CONCLUSION 2 (FROM A1 & P3): WHEN NICOLETTE PAINTS, SHE CAPTURES THE BAD ELEMENTS OF HER SUBJECTS’ LIVES—PAST, PRESENT, OR FUTURE—THUS REMOVING THEM FROM REALITY.
And of course! She painted that woman in order to save her, too! To keep her from jumping. She took away the possibility of suicide, plucked the event right out of her timeline! Like a common pickpocket, no, like a fruit picker—she yanked it like a grapefruit from a tree of possibilities and stuck it into her own timeless handbag of unfortunate events.
But if she does have this power, she could steal any potential event from the life of her subject. She could do unspeakable harm. But she doesn’t! She takes only the bad. Poor, poor Nicolette. What a burden to take on those evils. I have to tell Jill/Benito! The painting wasn’t an act of malice. It was an act of salvation.
But then how did Nicolette time travel to paint the woman
in the first place? According to Hawking, you’d need to implode stars to get enough energy to create a wormhole. As we all know:
A2: ENERGY CAN NEITHER BE CREATED NOR DESTROYED.
So, and:
P4: TIME TRAVEL WOULD REQUIRE A MASSIVE AMOUNT OF ENERGY.

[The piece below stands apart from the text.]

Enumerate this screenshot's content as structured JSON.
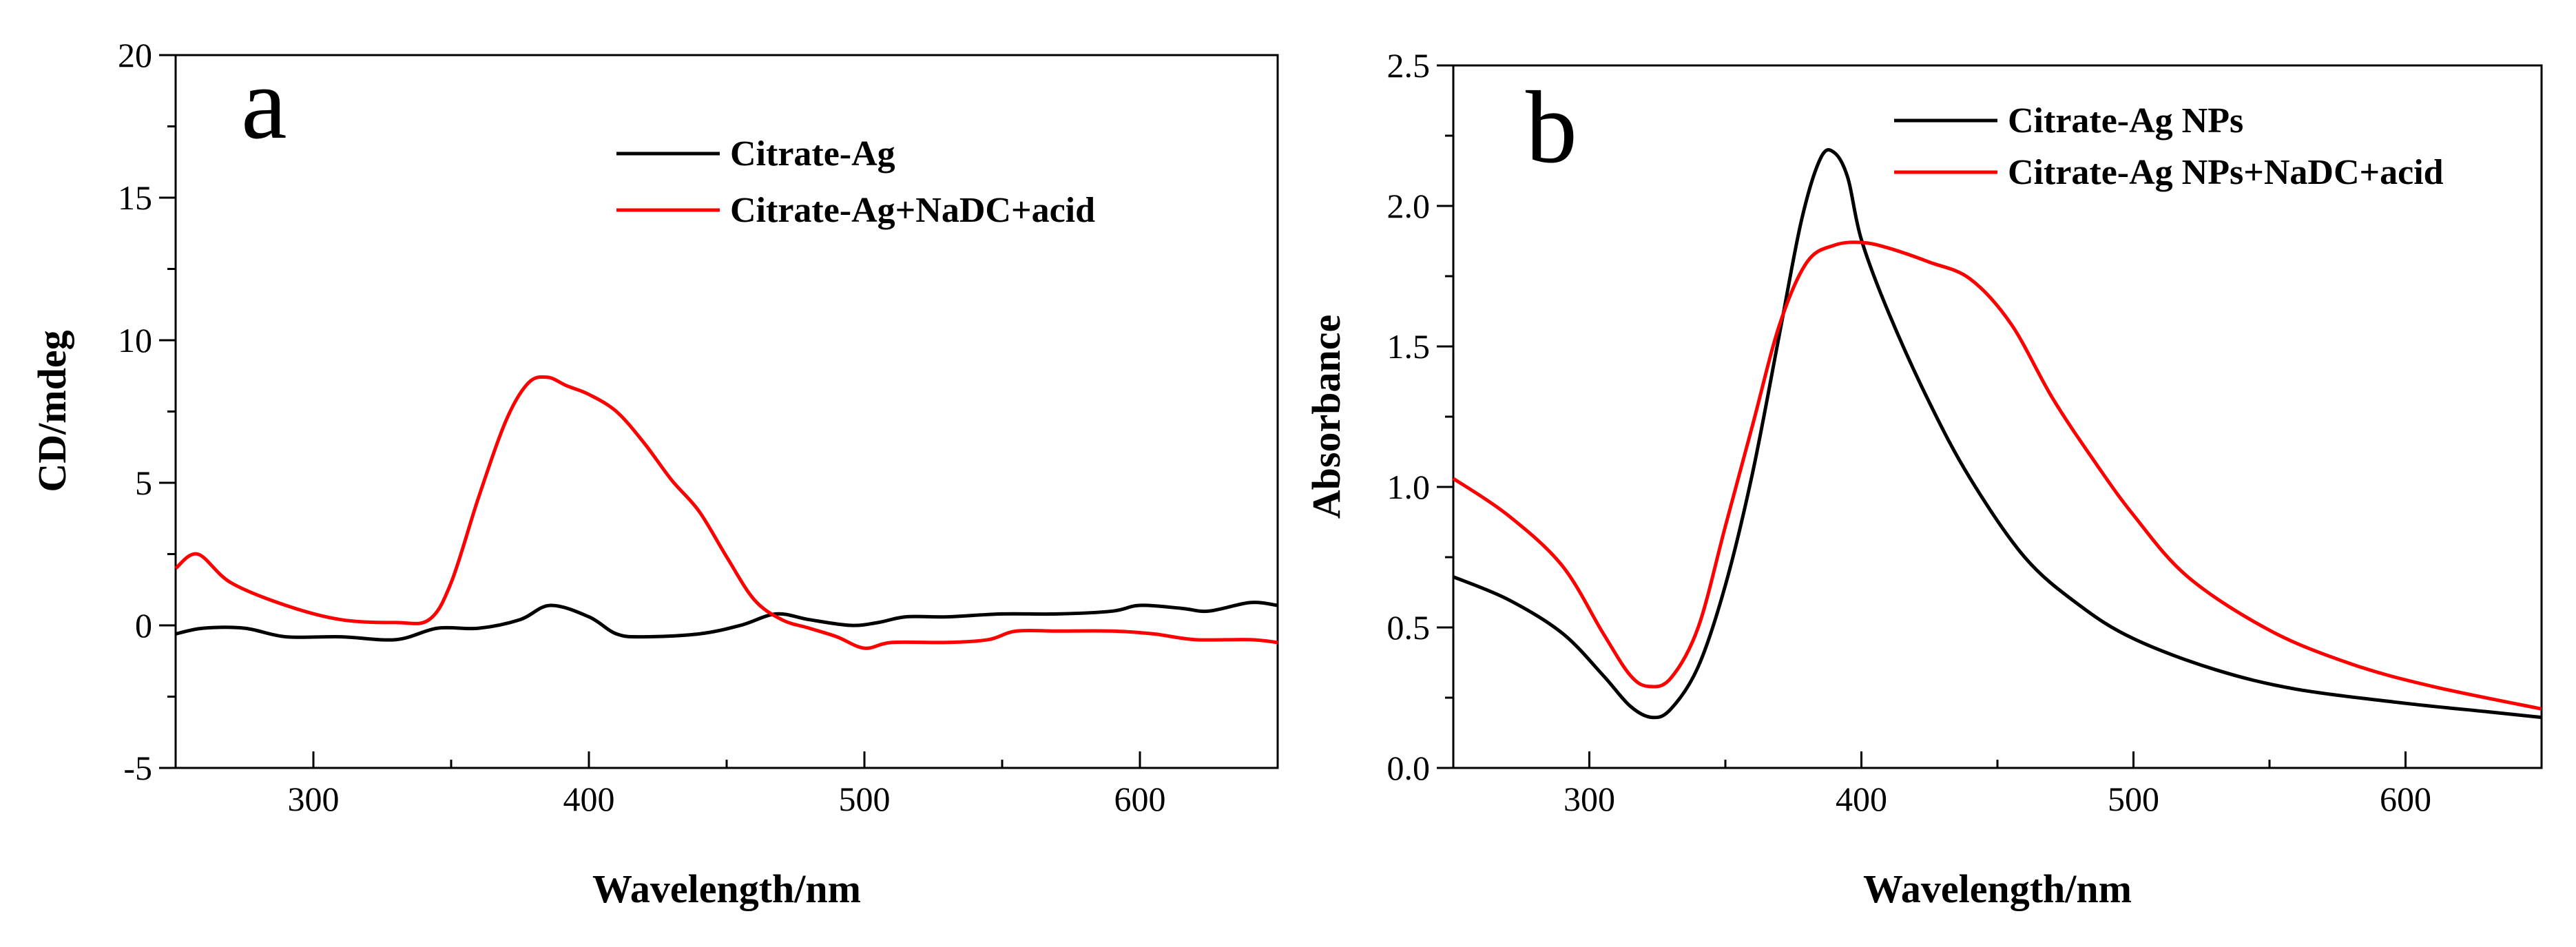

By painting that unfortunate event and trapping it in the image, Nicolette must have found a way to harness said event’s potential energy and use it as time-travel currency. Before it burned a hole in that sad but nifty purse of hers.
C3 (FROM C1, C2, A2, & P4): NICOLETTE USES THE ENERGY SHE CAPTURES FROM PAINTING TO TRAVEL THROUGH TIME.
I must find the falling woman, who is now most certainly alive—for the painting is keeping her from jumping. Because if one of those unfortunate events, for instance the suicide, were to actually occur—well, it’s impossible according to the logic, but if it did, it might, mightn’t it, rip a hole in something important.
With my glasses off, it is much easier to press my cheek firmly to the street Nicolette painted in the fifties. But the fifties mean something different to her than they do to the rest of us. They might, mightn’t they, be tomorrow from her perspective!
There is no reason to assume that the way we experience time and space says anything about the way it actually is—the math shows us as much and so does literature. Western stories rely on linearity, but some African storytellers will tell multiple stories simultaneously and one story will trip into another, entwining past and future. They’re on to something true and here’s that truth: there are many more dimensions than we can possibly imagine. Our inability to experience them only goes to show that our experience isn’t sufficient to say anything about anything!
A young couple passes me and points. From where I am, pressed to the ground, the bottom halves of them edge quickly around the corner. I feel terrible for them. They have no idea what a beautiful, magical world they live in.
The saddest part about all of this is that Nicolette will never experience her own end. She’ll never be her own old woman. She pops up here and there, reappearing and disappearing without a trace—which explains her absence this past year, and why her phone stopped working.